Именно благодаря своей женоненавистнической направленности «Роман о Розе» Жана де Мёна был крайне неоднозначно воспринят средневековыми читателями. На протяжении XIII–XIV вв. во Франции появился целый ряд произведений, содержавших критику поэмы: «Пантера любви» (Dit de la Panthère) Николя де Марживаля (1290–1328 гг.); анонимная «Песня песней» (Cantique des cantiques) конца XIII – начала XIV в.; краткий вариант «Романа о Розе» Ги де Мори (до 1290 г.), откуда были удалены все пассажи, ущемлявшие достоинство женщин; «Двор любви» (Cour d'Amour) Матье де Пуарье (конец XIII – начало XIV в.); «Паломничество человеческой души» (Pèlerinage de vie humaine) Гийома де Дигюльвиля (1355 г.); «Правдивое ди» (Voir-Dit) Гийома де Машо (1364 г.)[11]. Тем не менее, ни одно из этих сочинений не породило публичной дискуссии о достоинствах и недостатках «Романа»: первые подобные дебаты (и первые в истории мировой литературы, специально посвященные одному конкретному произведению[12]) состоялись во Франции лишь в начале XV в.[13]

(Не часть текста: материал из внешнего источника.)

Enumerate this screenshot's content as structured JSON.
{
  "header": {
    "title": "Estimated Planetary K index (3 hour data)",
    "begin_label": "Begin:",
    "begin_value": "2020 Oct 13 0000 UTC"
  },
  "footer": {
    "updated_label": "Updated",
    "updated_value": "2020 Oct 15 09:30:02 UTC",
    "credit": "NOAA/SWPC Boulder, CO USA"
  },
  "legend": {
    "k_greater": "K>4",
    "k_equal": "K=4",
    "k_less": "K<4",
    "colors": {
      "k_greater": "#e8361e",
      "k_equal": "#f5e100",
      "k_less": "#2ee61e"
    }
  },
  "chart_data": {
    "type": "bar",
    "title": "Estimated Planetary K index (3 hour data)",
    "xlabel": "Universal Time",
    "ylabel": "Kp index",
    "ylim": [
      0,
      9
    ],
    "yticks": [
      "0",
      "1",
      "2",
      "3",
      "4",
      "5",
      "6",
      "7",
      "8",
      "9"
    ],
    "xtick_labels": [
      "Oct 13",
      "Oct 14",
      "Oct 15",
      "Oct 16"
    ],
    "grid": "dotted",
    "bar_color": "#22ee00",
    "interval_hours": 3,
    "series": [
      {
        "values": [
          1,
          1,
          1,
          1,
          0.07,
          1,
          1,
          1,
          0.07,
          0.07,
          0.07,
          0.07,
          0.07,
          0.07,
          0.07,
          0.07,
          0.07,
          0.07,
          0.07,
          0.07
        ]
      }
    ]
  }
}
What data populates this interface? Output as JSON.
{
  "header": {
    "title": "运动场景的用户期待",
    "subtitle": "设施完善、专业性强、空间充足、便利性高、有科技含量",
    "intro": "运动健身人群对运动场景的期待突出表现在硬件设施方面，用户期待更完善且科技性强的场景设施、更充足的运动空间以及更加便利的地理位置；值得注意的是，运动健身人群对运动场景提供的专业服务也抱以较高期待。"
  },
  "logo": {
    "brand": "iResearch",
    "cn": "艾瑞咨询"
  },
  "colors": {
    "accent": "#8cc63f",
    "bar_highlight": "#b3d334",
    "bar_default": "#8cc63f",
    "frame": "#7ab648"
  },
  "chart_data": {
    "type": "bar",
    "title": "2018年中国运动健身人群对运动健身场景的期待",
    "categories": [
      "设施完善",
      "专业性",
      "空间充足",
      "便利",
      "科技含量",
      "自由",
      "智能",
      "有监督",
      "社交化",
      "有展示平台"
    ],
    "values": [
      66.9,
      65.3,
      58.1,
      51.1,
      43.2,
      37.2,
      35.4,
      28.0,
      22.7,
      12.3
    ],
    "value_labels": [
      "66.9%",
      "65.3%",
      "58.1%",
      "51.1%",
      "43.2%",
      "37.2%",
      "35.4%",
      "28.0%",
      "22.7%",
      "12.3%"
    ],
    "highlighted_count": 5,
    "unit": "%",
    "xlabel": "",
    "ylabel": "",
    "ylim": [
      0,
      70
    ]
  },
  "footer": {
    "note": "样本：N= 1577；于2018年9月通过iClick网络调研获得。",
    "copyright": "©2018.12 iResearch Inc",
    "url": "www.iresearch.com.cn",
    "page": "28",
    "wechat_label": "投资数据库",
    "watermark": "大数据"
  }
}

Начало этому спору[14] положил трактат Жана де Монтрейя (1354–1418), секретаря Карла VI и прево Лилля[15], посвященный анализу второй части «Романа о Розе». Сочинение «первого гуманиста Франции», как его традиционно именуют в специальной литературе[16], до нас, к сожалению, не дошло, однако известно, что с романом он познакомился по настоятельному совету своего близкого друга и коллеги, еще одного королевского секретаря, Гонтье Коля (1350/1352-1418)[17]. Этим увлекательным, надо полагать, чтением де Монтрей занимался в апреле 1401 г., имея целью составить о нем собственное мнение и изложить его на бумаге в мае того же года[18]. Его трактат, очевидно, разошелся по Парижу в некотором количестве копий. Во всяком случае, помимо Гонтье Коля с ним смогла ознакомиться и Кристина Пизанская (ок. 1364–1431), которая уже в июне-июле 1401 г. отправила Жану де Монтрейю развернутое послание, резко критикуя его позицию и отрицая саму возможность положительного, с его точки зрения, эффекта, который способно было оказать чтение «Романа» на французскую публику.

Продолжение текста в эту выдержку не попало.